I’ve had almost 110 days clean and sober…
I went and messed it all up tonight!! My ex + her husband, he is also my close friend) invited me to join them to celebrate their 2nd wedding anniversary last night. It went downhill from there!! I left feeling 2 inches tall and I managed to stay strong until today… All her snide comments and remarks and the way she treated me just made me feel lower than I can ever remember feeling. I got a text from her husband earlier apologising for her behaviour but I had already got the bottle and the coke and mid way through both.
I know that this is no excuse, but I really don’t know what to do right now!!
I have a daughter who is scared of me relapsing on alcohol (she doesn’t know I am also an addict)
I’m scared and know she would be better off without me
Firstly…hush yo mouth with all that nonsense…(sorry if thats a little strong)…l know you are a great Dad addict or not…could you be a better Dad sober and clean…absolutely!!!
And l know for sure Daddy’s little girl would be crushed if you left her alone…
Shake it off and get back on the saddle…don’t let your ex…get into your head…focus on you & your daughter
110 days?!..you can do this…
We are all here for you🙋♂️
Cheers mate, but it’s back to -24 hours.
I wasn’t implying that I was going to harm myself, but rather just give ul and give in to the social workers who have been on my back since she was born!!! I was clean until my daughter was 3/4 years old, but I feel like I’m not able to care for her the way a father should do!!
I’m coked and or drunk 4/5 days and nights a week while she’s in my care…
I’ve been to rehab, and relapsed hours after my release, so maybe for the time being she might be better off with people who are clean and sober and can take care of her properly…

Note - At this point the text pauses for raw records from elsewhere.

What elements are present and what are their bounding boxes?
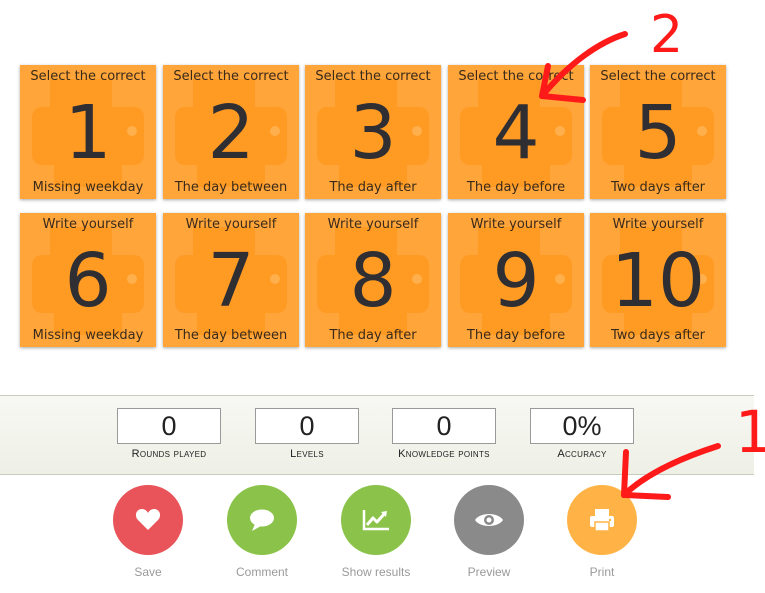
tile-instruction: Select the correct <box>173 69 289 84</box>
exercise-tile[interactable]: Write yourself 10 Two days after <box>590 213 726 347</box>
tile-subtitle: The day before <box>466 180 566 195</box>
tile-instruction: Write yourself <box>42 217 134 232</box>
tile-instruction: Write yourself <box>185 217 277 232</box>
tile-subtitle: The day after <box>329 180 417 195</box>
exercise-tile[interactable]: Select the correct 1 Missing weekday <box>20 65 156 199</box>
tile-number: 6 <box>64 238 112 324</box>
stat-value: 0 <box>255 408 359 444</box>
exercise-tile[interactable]: Select the correct 2 The day between <box>163 65 299 199</box>
exercise-tile[interactable]: Write yourself 7 The day between <box>163 213 299 347</box>
tile-number: 5 <box>634 90 682 176</box>
tile-number: 7 <box>207 238 255 324</box>
exercise-tile[interactable]: Select the correct 3 The day after <box>305 65 441 199</box>
tile-number: 1 <box>64 90 112 176</box>
stat-value: 0% <box>530 408 634 444</box>
tile-number: 8 <box>349 238 397 324</box>
show-results-circle[interactable] <box>341 485 411 555</box>
print-button[interactable]: Print <box>557 485 647 579</box>
save-button[interactable]: Save <box>103 485 193 579</box>
tile-instruction: Select the correct <box>600 69 716 84</box>
tile-subtitle: The day before <box>466 328 566 343</box>
tile-instruction: Write yourself <box>470 217 562 232</box>
tile-subtitle: Two days after <box>610 180 706 195</box>
tile-instruction: Write yourself <box>327 217 419 232</box>
tile-number: 9 <box>492 238 540 324</box>
action-bar: Save Comment Show results Preview Print <box>0 485 765 585</box>
heart-icon <box>135 509 161 530</box>
tile-subtitle: The day after <box>329 328 417 343</box>
tile-subtitle: Missing weekday <box>32 328 144 343</box>
stat-value: 0 <box>117 408 221 444</box>
tile-subtitle: Two days after <box>610 328 706 343</box>
tile-instruction: Write yourself <box>612 217 704 232</box>
tile-instruction: Select the correct <box>458 69 574 84</box>
tile-instruction: Select the correct <box>30 69 146 84</box>
stats-bar: 0 Rounds played 0 Levels 0 Knowledge poi… <box>0 395 754 475</box>
exercise-tile[interactable]: Write yourself 9 The day before <box>448 213 584 347</box>
tile-subtitle: The day between <box>174 328 288 343</box>
preview-circle[interactable] <box>454 485 524 555</box>
action-label: Preview <box>467 565 511 579</box>
comment-circle[interactable] <box>227 485 297 555</box>
save-circle[interactable] <box>113 485 183 555</box>
stat-knowledge-points: 0 Knowledge points <box>392 408 496 460</box>
printer-icon <box>590 509 614 532</box>
print-circle[interactable] <box>567 485 637 555</box>
stat-label: Rounds played <box>131 448 207 460</box>
stat-label: Levels <box>290 448 324 460</box>
speech-bubble-icon <box>250 509 274 531</box>
show-results-button[interactable]: Show results <box>331 485 421 579</box>
eye-icon <box>475 514 503 526</box>
exercise-tile[interactable]: Write yourself 6 Missing weekday <box>20 213 156 347</box>
tile-number: 2 <box>207 90 255 176</box>
stat-accuracy: 0% Accuracy <box>530 408 634 460</box>
tile-number: 4 <box>492 90 540 176</box>
stat-levels: 0 Levels <box>255 408 359 460</box>
annotation-number-2: 2 <box>650 5 683 65</box>
exercise-tile[interactable]: Select the correct 5 Two days after <box>590 65 726 199</box>
stat-rounds-played: 0 Rounds played <box>117 408 221 460</box>
stat-label: Accuracy <box>557 448 607 460</box>
action-label: Print <box>589 565 615 579</box>
tile-number: 10 <box>610 238 706 324</box>
action-label: Comment <box>235 565 288 579</box>
exercise-tile[interactable]: Write yourself 8 The day after <box>305 213 441 347</box>
exercise-grid: Select the correct 1 Missing weekday Sel… <box>20 65 726 351</box>
tile-subtitle: The day between <box>174 180 288 195</box>
preview-button[interactable]: Preview <box>444 485 534 579</box>
action-label: Save <box>134 565 162 579</box>
tile-subtitle: Missing weekday <box>32 180 144 195</box>
comment-button[interactable]: Comment <box>217 485 307 579</box>
tile-number: 3 <box>349 90 397 176</box>
line-chart-icon <box>362 510 389 531</box>
stat-value: 0 <box>392 408 496 444</box>
action-label: Show results <box>341 565 411 579</box>
exercise-tile[interactable]: Select the correct 4 The day before <box>448 65 584 199</box>
stat-label: Knowledge points <box>398 448 490 460</box>
tile-instruction: Select the correct <box>315 69 431 84</box>
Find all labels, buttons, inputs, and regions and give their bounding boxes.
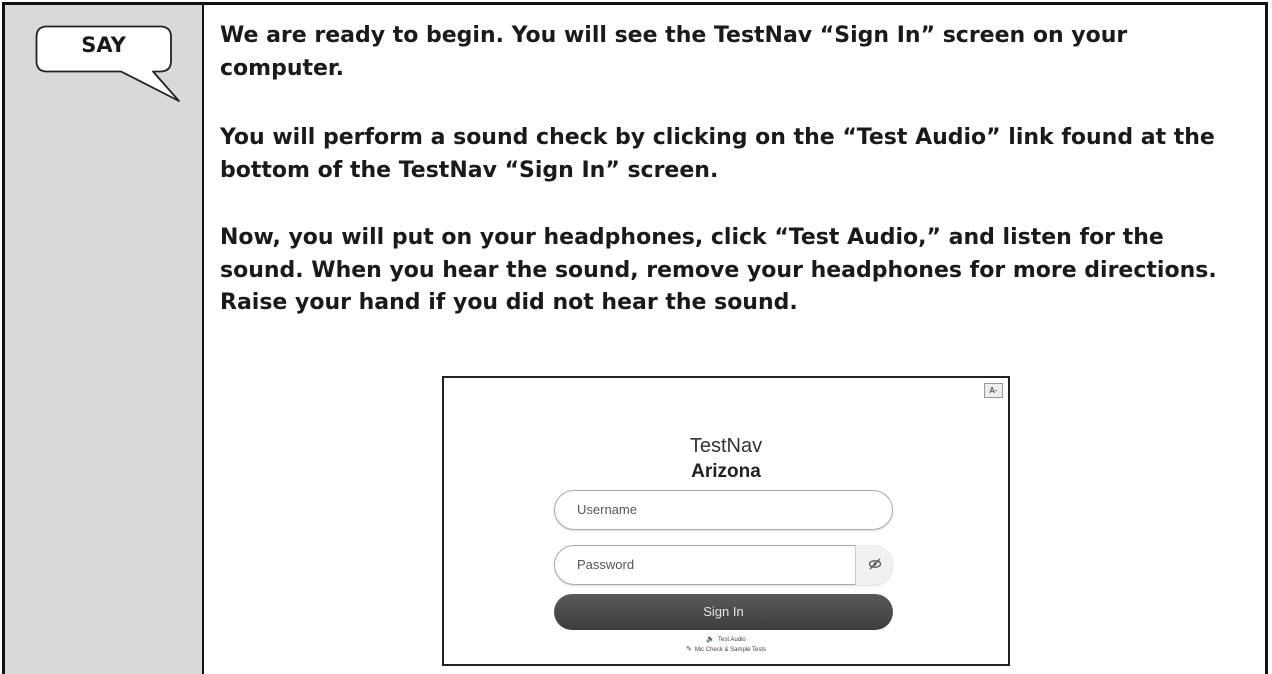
paragraph-headphones: Now, you will put on your headphones, cl… — [220, 225, 1217, 315]
sign-in-button[interactable]: Sign In — [554, 594, 893, 630]
test-audio-label: Test Audio — [718, 637, 746, 643]
mic-icon: ✎ — [685, 646, 692, 653]
username-input[interactable]: Username — [554, 490, 893, 530]
speaker-icon: 🔈 — [706, 636, 716, 643]
password-input[interactable]: Password — [554, 545, 893, 585]
font-size-button[interactable]: A- — [984, 383, 1003, 398]
paragraph-sound-check: You will perform a sound check by clicki… — [220, 125, 1215, 183]
password-placeholder: Password — [577, 557, 635, 572]
say-label: SAY — [81, 33, 126, 57]
paragraph-begin: We are ready to begin. You will see the … — [220, 23, 1128, 81]
testnav-logo: TestNav — [689, 435, 763, 457]
test-audio-link[interactable]: 🔈 Test Audio — [444, 636, 1008, 644]
state-name: Arizona — [691, 461, 761, 482]
eye-slash-icon — [868, 558, 882, 570]
password-visibility-toggle[interactable] — [855, 545, 893, 585]
say-speech-bubble: SAY — [35, 25, 185, 109]
mic-check-link[interactable]: ✎ Mic Check & Sample Tests — [444, 646, 1008, 654]
say-content: We are ready to begin. You will see the … — [204, 5, 1265, 674]
mic-check-label: Mic Check & Sample Tests — [694, 647, 767, 653]
username-placeholder: Username — [577, 502, 637, 517]
say-directions-box: SAY We are ready to begin. You will see … — [2, 2, 1268, 674]
say-sidebar: SAY — [5, 5, 204, 674]
testnav-signin-screenshot: A- TestNav Arizona Username Password Sig… — [442, 376, 1010, 666]
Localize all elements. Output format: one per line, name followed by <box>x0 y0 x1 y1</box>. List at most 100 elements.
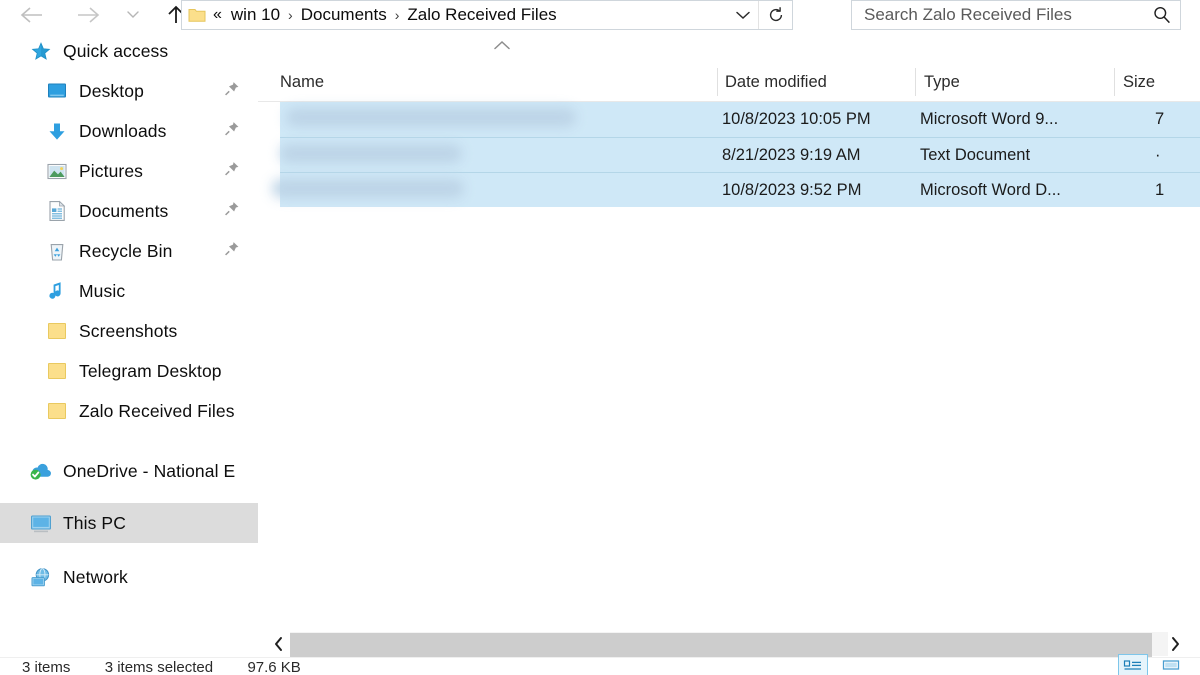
forward-button[interactable] <box>66 0 110 30</box>
sidebar-item-label: Documents <box>79 200 169 221</box>
sidebar-item-label: Desktop <box>79 80 144 101</box>
breadcrumb-separator[interactable]: › <box>392 7 403 23</box>
scrollbar-track[interactable] <box>290 632 1168 657</box>
horizontal-scrollbar[interactable] <box>258 631 1200 657</box>
sidebar-item-label: Downloads <box>79 120 167 141</box>
column-header-name[interactable]: Name <box>280 62 324 102</box>
sidebar-item-music[interactable]: Music <box>0 271 258 311</box>
sidebar-item-documents[interactable]: Documents <box>0 191 258 231</box>
search-input[interactable]: Search Zalo Received Files <box>852 5 1144 25</box>
sidebar-item-label: Screenshots <box>79 320 178 341</box>
status-item-count: 3 items <box>22 659 71 675</box>
large-icons-view-icon[interactable] <box>1156 654 1186 675</box>
folder-icon <box>44 319 70 343</box>
pictures-icon <box>44 159 70 183</box>
sidebar-item-screenshots[interactable]: Screenshots <box>0 311 258 351</box>
scroll-left-icon[interactable] <box>268 631 290 657</box>
breadcrumb-item-0[interactable]: win 10 <box>226 5 285 25</box>
file-date-modified: 8/21/2023 9:19 AM <box>722 145 861 164</box>
file-size: 7 <box>1155 110 1165 128</box>
navigation-pane[interactable]: Quick access Desktop Downloads Pictures … <box>0 31 258 631</box>
documents-icon <box>44 199 70 223</box>
file-date-modified: 10/8/2023 9:52 PM <box>722 180 862 199</box>
pin-icon[interactable] <box>224 161 240 182</box>
sidebar-item-label: Recycle Bin <box>79 240 173 261</box>
column-header-date-modified[interactable]: Date modified <box>725 62 827 102</box>
status-selection: 3 items selected <box>104 659 214 675</box>
file-date-modified: 10/8/2023 10:05 PM <box>722 110 871 128</box>
sidebar-item-zalo-received-files[interactable]: Zalo Received Files <box>0 391 258 431</box>
column-divider[interactable] <box>915 68 916 96</box>
sidebar-item-label: Telegram Desktop <box>79 360 222 381</box>
file-size: · <box>1155 145 1161 164</box>
search-icon[interactable] <box>1144 5 1180 25</box>
breadcrumb-item-1[interactable]: Documents <box>296 5 392 25</box>
details-view-icon[interactable] <box>1118 654 1148 675</box>
file-explorer-window: « win 10 › Documents › Zalo Received Fil… <box>0 0 1200 675</box>
breadcrumb-item-2[interactable]: Zalo Received Files <box>402 5 561 25</box>
breadcrumb: « win 10 › Documents › Zalo Received Fil… <box>206 5 728 25</box>
pin-icon[interactable] <box>224 121 240 142</box>
redacted-filename <box>286 108 576 127</box>
file-type: Microsoft Word D... <box>920 180 1061 199</box>
status-bar: 3 items 3 items selected 97.6 KB <box>0 654 1200 675</box>
navigation-toolbar: « win 10 › Documents › Zalo Received Fil… <box>0 0 1200 30</box>
file-list-pane[interactable]: Name Date modified Type Size 10/8/2023 1… <box>258 31 1200 631</box>
pin-icon[interactable] <box>224 241 240 262</box>
column-divider[interactable] <box>1114 68 1115 96</box>
folder-icon <box>188 8 206 23</box>
file-type: Text Document <box>920 145 1031 164</box>
sidebar-item-telegram-desktop[interactable]: Telegram Desktop <box>0 351 258 391</box>
pin-icon[interactable] <box>224 201 240 222</box>
table-row[interactable]: 8/21/2023 9:19 AM Text Document · <box>280 137 1200 172</box>
recent-locations-button[interactable] <box>118 0 148 30</box>
sidebar-item-label: Pictures <box>79 160 144 181</box>
status-text: 3 items 3 items selected 97.6 KB <box>22 659 301 675</box>
breadcrumb-overflow[interactable]: « <box>211 6 226 24</box>
search-box[interactable]: Search Zalo Received Files <box>851 0 1181 30</box>
address-bar[interactable]: « win 10 › Documents › Zalo Received Fil… <box>181 0 793 30</box>
sidebar-item-quick-access[interactable]: Quick access <box>0 31 258 71</box>
sidebar-item-label: Zalo Received Files <box>79 400 235 421</box>
view-mode-buttons[interactable] <box>1118 654 1186 675</box>
desktop-icon <box>44 79 70 103</box>
column-divider[interactable] <box>717 68 718 96</box>
pin-icon[interactable] <box>224 81 240 102</box>
redacted-filename <box>280 144 462 163</box>
star-icon <box>28 39 54 63</box>
sidebar-item-label: This PC <box>63 512 126 533</box>
sidebar-item-downloads[interactable]: Downloads <box>0 111 258 151</box>
sidebar-item-pictures[interactable]: Pictures <box>0 151 258 191</box>
download-icon <box>44 119 70 143</box>
chevron-down-icon[interactable] <box>728 10 758 21</box>
redacted-filename <box>272 179 464 198</box>
onedrive-icon <box>28 459 54 483</box>
back-button[interactable] <box>10 0 54 30</box>
sidebar-item-onedrive[interactable]: OneDrive - National E <box>0 451 258 491</box>
status-size: 97.6 KB <box>247 659 301 675</box>
folder-icon <box>44 359 70 383</box>
sidebar-item-desktop[interactable]: Desktop <box>0 71 258 111</box>
sidebar-item-label: Quick access <box>63 40 169 61</box>
folder-icon <box>44 399 70 423</box>
column-header-size[interactable]: Size <box>1123 62 1155 102</box>
refresh-icon[interactable] <box>758 1 792 29</box>
sidebar-item-recycle-bin[interactable]: Recycle Bin <box>0 231 258 271</box>
column-headers[interactable]: Name Date modified Type Size <box>258 62 1200 102</box>
breadcrumb-separator[interactable]: › <box>285 7 296 23</box>
sidebar-item-label: OneDrive - National E <box>63 460 236 481</box>
file-rows[interactable]: 10/8/2023 10:05 PM Microsoft Word 9... 7… <box>272 102 1200 207</box>
music-icon <box>44 279 70 303</box>
sidebar-item-label: Network <box>63 566 128 587</box>
column-header-type[interactable]: Type <box>924 62 960 102</box>
sidebar-item-label: Music <box>79 280 126 301</box>
table-row[interactable]: 10/8/2023 10:05 PM Microsoft Word 9... 7 <box>280 102 1200 137</box>
sidebar-item-this-pc[interactable]: This PC <box>0 503 258 543</box>
sidebar-item-network[interactable]: Network <box>0 557 258 597</box>
network-icon <box>28 565 54 589</box>
this-pc-icon <box>28 511 54 535</box>
table-row[interactable]: 10/8/2023 9:52 PM Microsoft Word D... 1 <box>272 172 1200 207</box>
scrollbar-thumb[interactable] <box>290 633 1152 657</box>
file-size: 1 <box>1155 180 1165 199</box>
sort-ascending-icon <box>492 39 512 57</box>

I just want her to have the best childhood, and so far it’s failing miserably
Do you think that’s what your daughter would want? What was the last fun thing/activity you and your daughter partook?
I’m sure she loves you immensely and just wants her sober Dad back…and its selfish of you not being there 100%《《tough love》》
I don’t know your specific situation but I have sons (who I rarely get to see) that I desperately want to be sober for. I had almost 4 months and relapsed 3 times in a month because I was afraid of being back in reality. Ive never needed anyone to degrade me to feel low I just do that to myself. HOWEVER…what I have begun to learn is that I don’t need anyone’s validation to keep me sober. And no, its not easy to deny or ignore harmful words when u first start building up your life. I took it to God and it seemed odd at first. But I was just willing to let Him run the show and not me, not some other person, not even my love for my boys. Ive already seen changes. I hope that u r able to find strength in your Higher Power today.
You had 110 days! That’s huge. You have made changes, but you let someone else’s opinions determine your self worth and caved. Don’t take on her shitty views. Her opinions likely had nothing to do with you anyway honestly, there is usually a lot more going on behind the scenes for them when others treat you badly. You CAN be the dad your daughter needs, you just had over 3 months sober. What can you learn from this and do differently this next time? Get right back on the wagon, do something different and start healing you for yourself as much as your daughter. But in order to heal, you need to do whatever it takes to stay sober because the wounds can’t be drank or snorted away, it just makes it worse. Good luck my friend, you can do this!
As substance abusers, we all need to do anything we can to protect our sobriety. That means that we should not put ourselves in tough situations that may make us fall prey to our DOC. For many of us that means no bars, no going out with former drinking buddies etc. until we know we are strong and can resist temptation. Going out with an angry ex to celebrate her anniversary to her new partner sounds horrible to me, and I can understand why you felt awful afterwards. You’ve learned a very important lesson here, so use it and carry on with head held high. And avoid those situations in the future. Best wishes to you.